14. Клетка млекопитающего для применения в клеточной терапии, экспрессирующая химерный белок по любому из пп. 1-5, при этом указанная клетка содержит конструкцию нуклеиновой кислоты по любому из пп. 7-10 или вектор по любому из пп. 11-13.

15. Клетка по п. 12, которая представляет собой гемопоэтическую стволовую клетку, лимфоцит или T-клетку.

16. Способ получения клетки по любому из пп. 14-15, включающий этап трансдукции или трансфекции клетки млекопитающего конструкцией нуклеиновой кислоты по любому из пп. 7-10 или вектором по любому из пп. 11-13.

17. Способ индукции апоптоза в клетке по любому из пп. 14, 15, включающий этап воздействия на указанную клетку химическим индуктором димеризации (CID), где CID представляет собой рапамицин или аналог рапамицина.

18. Способ профилактики или лечения заболевания у индивидуума, включающий этап введения указанному индивидууму клетки по любому из пп. 14 или 15.

19. Способ по п.18, включающий следующие этапы:

(i) трансдукции или трансфекции образца клеток, выделенных у индивидуума, вектором по любому из пп. 11-13, и

(ii) введения трансдуцированных/трансфицированных клеток указанному пациенту.

20. Способ по п. 19 для лечения рака.

21. Способ профилактики или лечения у индивидуума патологического иммунного ответа, вызванного введением указанному индивидууму клетки по любому из пп. 14, 15, включающий этап введения индивидууму рапамицина или аналога рапамицина.
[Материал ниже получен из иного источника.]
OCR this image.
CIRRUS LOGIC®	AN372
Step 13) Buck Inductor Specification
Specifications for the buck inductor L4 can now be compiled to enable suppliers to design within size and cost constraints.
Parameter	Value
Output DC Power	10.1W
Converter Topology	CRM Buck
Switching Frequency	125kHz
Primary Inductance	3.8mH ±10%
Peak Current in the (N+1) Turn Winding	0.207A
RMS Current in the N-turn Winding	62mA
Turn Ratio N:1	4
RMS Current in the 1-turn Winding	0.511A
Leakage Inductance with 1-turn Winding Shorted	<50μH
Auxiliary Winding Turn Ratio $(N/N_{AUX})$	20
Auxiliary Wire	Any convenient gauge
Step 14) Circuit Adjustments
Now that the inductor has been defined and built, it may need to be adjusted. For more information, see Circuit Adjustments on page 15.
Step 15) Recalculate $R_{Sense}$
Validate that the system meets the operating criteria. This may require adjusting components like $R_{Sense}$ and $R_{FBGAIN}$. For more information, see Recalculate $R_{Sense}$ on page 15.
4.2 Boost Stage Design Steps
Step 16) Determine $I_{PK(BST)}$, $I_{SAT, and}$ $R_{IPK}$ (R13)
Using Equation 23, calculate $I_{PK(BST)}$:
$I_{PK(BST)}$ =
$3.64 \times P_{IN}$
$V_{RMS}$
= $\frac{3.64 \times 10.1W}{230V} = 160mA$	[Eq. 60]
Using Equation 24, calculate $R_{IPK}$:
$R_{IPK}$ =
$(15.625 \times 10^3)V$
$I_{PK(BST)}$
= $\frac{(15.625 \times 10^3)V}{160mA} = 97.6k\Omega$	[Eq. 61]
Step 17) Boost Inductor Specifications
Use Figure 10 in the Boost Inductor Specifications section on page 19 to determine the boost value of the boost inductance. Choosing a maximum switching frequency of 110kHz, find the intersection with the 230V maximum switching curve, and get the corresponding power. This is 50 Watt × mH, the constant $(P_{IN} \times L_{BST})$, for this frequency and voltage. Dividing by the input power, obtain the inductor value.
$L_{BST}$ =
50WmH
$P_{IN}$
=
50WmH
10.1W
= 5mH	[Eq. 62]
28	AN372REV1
22. Способ по п. 21, где патологический иммунный ответ выбран из следующей группы: реакция "трансплантат против хозяина"; направленная внеопухолевая токсичность; синдром активации иммунной системы и лимфопролиферативные нарушения.

23. Способ лечения заболевания у индивидуума по п. 18, который включает следующие этапы:

(i) введение указанному индивидууму клетки по любому из пп. 14 или 15;

(ii) мониторинг развития у указанного индивидуума патологического иммунного ответа; и

(iii) введение указанному индивидууму рапамицина или аналога рапамицина, если указанный индивидуум демонстрирует признаки развития или наличие развитого патологического иммунного ответа.

24. Применение клетки по любому из пп. 14 или 15 в трансплантации гемопоэтических стволовых клеток, инфузии лимфоцитов или адоптивном переносе клеток.

25. Применение рапамицина или аналога рапамицина в профилактике или лечении патологического иммунного ответа, вызванного введением индивидууму клетки по любому из пп. 14 или 15.

26. Вектор для трансдукции молекулы нуклеиновой кислоты, которая кодирует химерный белок по любому из пп. 1-5 в клетку, при этом указанный вектор содержит молекулу нуклеиновой кислоты по п. 6.